Les chercheurs attribuent cette opération à des cybercriminels professionnels et organisés qui utilisent une infrastructure d'émulateurs d'appareils mobiles pour configurer des milliers d'appareils usurpés après avoir eu accès à des milliers de comptes compromis. Dans chaque cas, un ensemble d'identifiants d'appareil mobile a été utilisé pour usurper l'appareil d'un titulaire de compte réel, probablement ceux qui étaient auparavant infectés par des logiciels malveillants ou dont les informations d'identification ont été collectées via des pages de phishing. En utilisant l'automatisation, la création de scripts et potentiellement l'accès à un botnet de malware mobile ou à des journaux de phishing, les attaquants, qui disposent du nom d'utilisateur et du mot de passe de la victime, lancent et finalisent des transactions frauduleuses à grande échelle. Dans ce processus automatique, ils sont probablement capables de scénariser l'évaluation des soldes des comptes des utilisateurs compromis et d'automatiser un grand nombre de transferts d'argent frauduleux en veillant à les maintenir sous des montants qui déclenchent un examen plus approfondi par la banque.

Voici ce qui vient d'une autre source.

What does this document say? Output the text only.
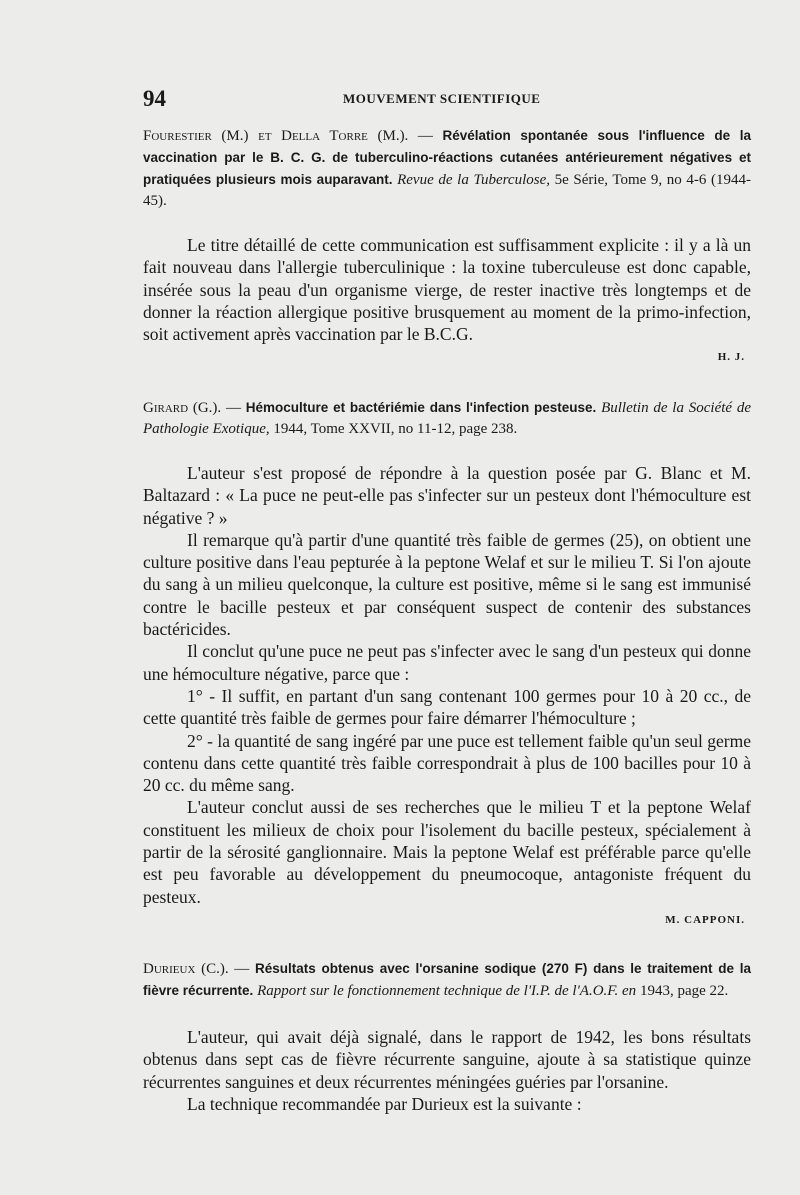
94	MOUVEMENT SCIENTIFIQUE

Fourestier (M.) et Della Torre (M.). — Révélation spontanée sous l'influence de la vaccination par le B. C. G. de tuberculino-réactions cutanées antérieurement négatives et pratiquées plusieurs mois auparavant. Revue de la Tuberculose, 5e Série, Tome 9, no 4-6 (1944-45).

Le titre détaillé de cette communication est suffisamment explicite : il y a là un fait nouveau dans l'allergie tuberculinique : la toxine tuberculeuse est donc capable, insérée sous la peau d'un organisme vierge, de rester inactive très longtemps et de donner la réaction allergique positive brusquement au moment de la primo-infection, soit activement après vaccination par le B.C.G.

H. J.

Girard (G.). — Hémoculture et bactériémie dans l'infection pesteuse. Bulletin de la Société de Pathologie Exotique, 1944, Tome XXVII, no 11-12, page 238.

L'auteur s'est proposé de répondre à la question posée par G. Blanc et M. Baltazard : « La puce ne peut-elle pas s'infecter sur un pesteux dont l'hémoculture est négative ? »

Il remarque qu'à partir d'une quantité très faible de germes (25), on obtient une culture positive dans l'eau pepturée à la peptone Welaf et sur le milieu T. Si l'on ajoute du sang à un milieu quelconque, la culture est positive, même si le sang est immunisé contre le bacille pesteux et par conséquent suspect de contenir des substances bactéricides.

Il conclut qu'une puce ne peut pas s'infecter avec le sang d'un pesteux qui donne une hémoculture négative, parce que :

1° - Il suffit, en partant d'un sang contenant 100 germes pour 10 à 20 cc., de cette quantité très faible de germes pour faire démarrer l'hémoculture ;

2° - la quantité de sang ingéré par une puce est tellement faible qu'un seul germe contenu dans cette quantité très faible correspondrait à plus de 100 bacilles pour 10 à 20 cc. du même sang.

L'auteur conclut aussi de ses recherches que le milieu T et la peptone Welaf constituent les milieux de choix pour l'isolement du bacille pesteux, spécialement à partir de la sérosité ganglionnaire. Mais la peptone Welaf est préférable parce qu'elle est peu favorable au développement du pneumocoque, antagoniste fréquent du pesteux.

M. CAPPONI.

Durieux (C.). — Résultats obtenus avec l'orsanine sodique (270 F) dans le traitement de la fièvre récurrente. Rapport sur le fonctionnement technique de l'I.P. de l'A.O.F. en 1943, page 22.

L'auteur, qui avait déjà signalé, dans le rapport de 1942, les bons résultats obtenus dans sept cas de fièvre récurrente sanguine, ajoute à sa statistique quinze récurrentes sanguines et deux récurrentes méningées guéries par l'orsanine.

La technique recommandée par Durieux est la suivante :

L'ampleur de cette opération n'a jamais été vue auparavant, dans certains cas, plus de 20 émulateurs ont été utilisés dans l'usurpation de plus de 16 000 appareils compromis. Les attaquants ont utilisé ces émulateurs pour accéder à plusieurs reprises à des milliers de comptes clients et ont fini par voler des millions de dollars en quelques jours dans chaque cas. Après avoir répété l'action sur une série de comptes, les attaquants mettent fin à l'opération, effacent leurs traces et se préparent pour la série suivante.
Compte tenu de la taille et de l'ampleur de cette attaque, IBM a tenu à communiquer des détails au public pour le sensibiliser de toute urgence quant à la sophistication de la campagne et pour aider les institutions financières à se préparer à d'éventuelles attaques similaires contre leur clientèle.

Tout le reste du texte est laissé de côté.